ROANOKE TIMES

                         Roanoke Times
                 Copyright (c) 1995, Landmark Communications, Inc.

DATE: SATURDAY, October 30, 1993                   TAG: 9310300038
SECTION: CURRENT                    PAGE: NRV-3   EDITION: NEW RIVER VALLEY 
SOURCE: BECKY HEPLER STAFF WRITER
DATELINE: BLACKSBURG                                LENGTH: Medium


WOMAN'S NEW PLACE

It may not be the Literary Guild, but the Behavioral Science Book Club is respected among its readers - psychologists, social workers and other people in the human and family relations fields. So when the club chose "Women & Families" to be an alternate Book-of-the-Month selection, co-author and Virginia Tech Professor Katherine Allen was pleased.

"I'm so proud of the fact it's getting a broader exposure among my peers," she said. "It's been well-received, despite its controversial nature."

In a publishing field dominated by dry prose and captive student audiences, the club's selection is a tribute to a lively subject matter and its straightforward treatment.

Allen came by her interest in families early. Right after graduating from the University of Connecticut, she was a VISTA - Volunteers in Service to America - volunteer at a senior-citizen center, which sparked an interest in gerontology issues. She went to graduate school at Syracuse, where a class project to conduct a family history got her interested in family patterns.

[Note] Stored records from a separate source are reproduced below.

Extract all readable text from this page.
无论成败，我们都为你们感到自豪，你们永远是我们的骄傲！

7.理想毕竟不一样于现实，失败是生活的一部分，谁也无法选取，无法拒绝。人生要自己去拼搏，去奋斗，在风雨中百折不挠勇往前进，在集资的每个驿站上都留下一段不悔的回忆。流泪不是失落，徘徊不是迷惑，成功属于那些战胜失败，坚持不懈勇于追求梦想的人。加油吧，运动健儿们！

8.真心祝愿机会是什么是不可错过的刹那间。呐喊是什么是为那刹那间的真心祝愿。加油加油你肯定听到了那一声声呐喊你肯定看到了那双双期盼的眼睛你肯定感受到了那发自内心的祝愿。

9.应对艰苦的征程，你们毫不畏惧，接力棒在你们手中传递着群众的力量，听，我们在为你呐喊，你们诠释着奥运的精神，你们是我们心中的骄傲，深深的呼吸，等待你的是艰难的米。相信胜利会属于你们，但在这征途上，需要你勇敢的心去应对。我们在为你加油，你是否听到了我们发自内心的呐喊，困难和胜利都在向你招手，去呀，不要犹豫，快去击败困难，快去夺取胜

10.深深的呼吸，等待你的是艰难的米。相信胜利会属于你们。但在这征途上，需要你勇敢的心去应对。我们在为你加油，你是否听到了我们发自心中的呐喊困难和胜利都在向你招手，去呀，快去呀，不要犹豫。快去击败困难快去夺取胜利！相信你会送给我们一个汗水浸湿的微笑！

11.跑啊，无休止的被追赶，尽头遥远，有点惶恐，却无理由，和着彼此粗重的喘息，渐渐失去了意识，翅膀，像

Allen taught in Texas before coming to Tech five years ago. She is an associate professor for family studies.

Her book has just reached another milestone of sorts, going into its second printing after selling the first printing's 3,000 books.

"It's not Jackie Collins, but it's something," Allen said.

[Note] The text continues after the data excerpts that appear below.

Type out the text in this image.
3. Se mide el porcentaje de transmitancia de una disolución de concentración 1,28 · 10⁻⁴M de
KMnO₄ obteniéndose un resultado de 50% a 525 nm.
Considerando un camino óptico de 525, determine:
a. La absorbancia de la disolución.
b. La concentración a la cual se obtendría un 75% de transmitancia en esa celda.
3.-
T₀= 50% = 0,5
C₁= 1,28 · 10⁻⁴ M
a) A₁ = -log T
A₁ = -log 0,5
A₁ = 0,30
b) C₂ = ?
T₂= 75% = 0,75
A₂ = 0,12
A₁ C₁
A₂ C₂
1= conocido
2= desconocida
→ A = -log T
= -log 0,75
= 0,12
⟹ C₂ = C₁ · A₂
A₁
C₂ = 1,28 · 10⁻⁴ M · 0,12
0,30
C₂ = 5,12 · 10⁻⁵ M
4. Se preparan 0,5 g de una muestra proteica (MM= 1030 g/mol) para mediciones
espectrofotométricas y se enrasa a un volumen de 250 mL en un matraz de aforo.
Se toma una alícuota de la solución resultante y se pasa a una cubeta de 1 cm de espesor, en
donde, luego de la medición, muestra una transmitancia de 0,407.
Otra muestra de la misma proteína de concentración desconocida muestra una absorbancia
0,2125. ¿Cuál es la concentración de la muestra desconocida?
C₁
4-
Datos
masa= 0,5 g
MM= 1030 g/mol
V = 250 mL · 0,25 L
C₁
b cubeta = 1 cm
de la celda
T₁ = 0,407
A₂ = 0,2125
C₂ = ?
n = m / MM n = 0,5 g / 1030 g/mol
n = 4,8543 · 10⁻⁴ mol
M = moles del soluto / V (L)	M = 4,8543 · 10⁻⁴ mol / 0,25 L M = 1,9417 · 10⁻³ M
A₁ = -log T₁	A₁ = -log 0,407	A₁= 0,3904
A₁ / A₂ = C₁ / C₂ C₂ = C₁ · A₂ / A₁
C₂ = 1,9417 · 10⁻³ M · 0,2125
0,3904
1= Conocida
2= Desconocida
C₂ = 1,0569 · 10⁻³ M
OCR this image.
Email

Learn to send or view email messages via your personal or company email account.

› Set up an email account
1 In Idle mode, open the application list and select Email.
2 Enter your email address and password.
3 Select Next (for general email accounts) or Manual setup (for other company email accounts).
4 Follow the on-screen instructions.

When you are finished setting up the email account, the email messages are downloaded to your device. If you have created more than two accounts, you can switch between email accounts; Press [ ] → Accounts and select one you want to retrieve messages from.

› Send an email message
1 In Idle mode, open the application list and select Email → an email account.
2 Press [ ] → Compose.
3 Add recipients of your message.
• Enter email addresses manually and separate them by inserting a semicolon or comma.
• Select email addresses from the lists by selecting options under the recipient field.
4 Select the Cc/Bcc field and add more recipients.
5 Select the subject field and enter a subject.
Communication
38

In more ways than one. Allen, along with Kristine Baber of the University of New Hampshire, uses a feminist perspective to examine women's places in families. It is their claim that women both founder and flourish within the confines of the family.

"The research is pretty clear," Allen said. "You rank people by who feels happiest, most satisfied with their life; and the results show married men first, then single women, then married women and ending with single men."

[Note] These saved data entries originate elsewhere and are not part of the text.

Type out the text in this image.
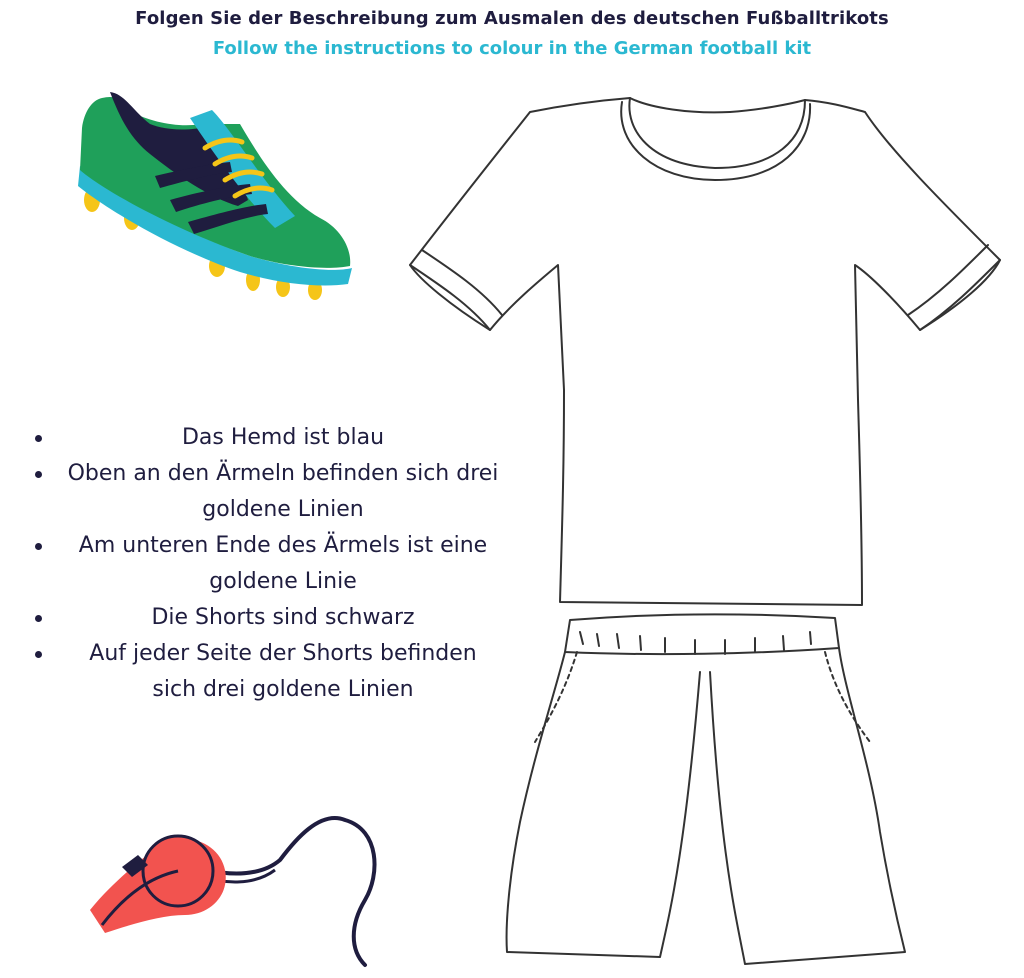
Folgen Sie der Beschreibung zum Ausmalen des deutschen Fußballtrikots
Follow the instructions to colour in the German football kit
Das Hemd ist blau
Oben an den Ärmeln befinden sich drei goldene Linien
Am unteren Ende des Ärmels ist eine goldene Linie
Die Shorts sind schwarz
Auf jeder Seite der Shorts befinden sich drei goldene Linien
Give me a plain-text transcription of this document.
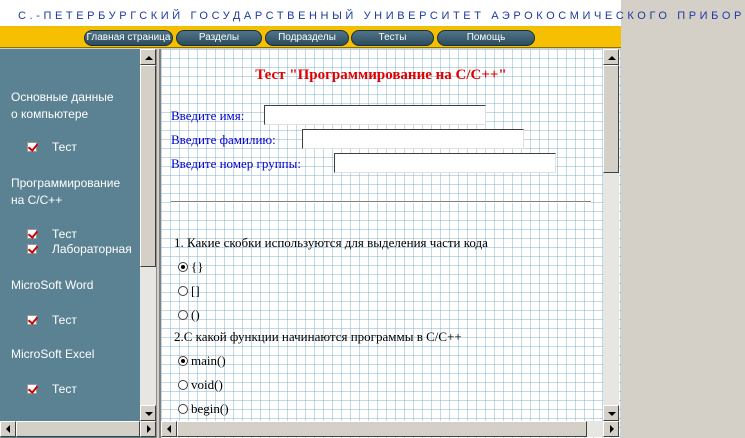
С.-ПЕТЕРБУРГСКИЙ ГОСУДАРСТВЕННЫЙ УНИВЕРСИТЕТ АЭРОКОСМИЧЕСКОГО ПРИБОР
Главная страница	Разделы	Подразделы	Тесты	Помощь
Основные данные
о компьютере
Тест
Программирование
на C/C++
Тест
Лабораторная
MicroSoft Word
Тест
MicroSoft Excel
Тест
Тест "Программирование на C/C++"
Введите имя:
Введите фамилию:
Введите номер группы:
1. Какие скобки используются для выделения части кода
{}
[]
()
2.С какой функции начинаются программы в C/C++
main()
void()
begin()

Don't get the idea that the book lambastes men and traditional lifestyles. Overall, there is a hopeful tone that women can have a reasonable and sane life that balances family and career without cutting short opportunities and pleasures. It does mean some changes in the way we think about families, but the authors see that as a possibility.

One of the first things that must change, according to the book, is the public misperception about what "feminism" is and its implications. "Too often people think feminism is against males, but that's not it at all," Allen said. "It's about being for females, and the people they love, like men and children."

Even if the thinking doesn't change, Allen doesn't see the family lifestyle disappearing just because it can have a negative impact on women. "Regardless of the problems women face in the family, family life is still important for them," she said.

The book illuminates the dark episodes of being a woman. Women report being the victims of intimate violence three times more often than men, and 28 percent of the murders of women are committed by husbands or boyfriends. Fifty-seven percent of all women 16 years and older work outside the home, yet women predominantly have the major share of home-making and care-giving chores.

The care-giving role especially has serious implications because it's not just children for whom women are caring. Women will spend more time caring for elderly parents or ill spouses than for small children, the book says.

The book points out that both paid and domestic work are stratified by gender, and each affects the other. This situation is exacerbated by a lack of federal policy. The United States is the only industrialized nation that does not have any kind of support program to help working women with children.

The book ends with a positive proposal for change:

"What is needed is not rejection of contemporary change but the development of creative strategies to encourage diverse groups to build bridges of understanding and common ground."

These strategies include economic autonomy, relational equality and choice, reproductive freedom and lifelong education.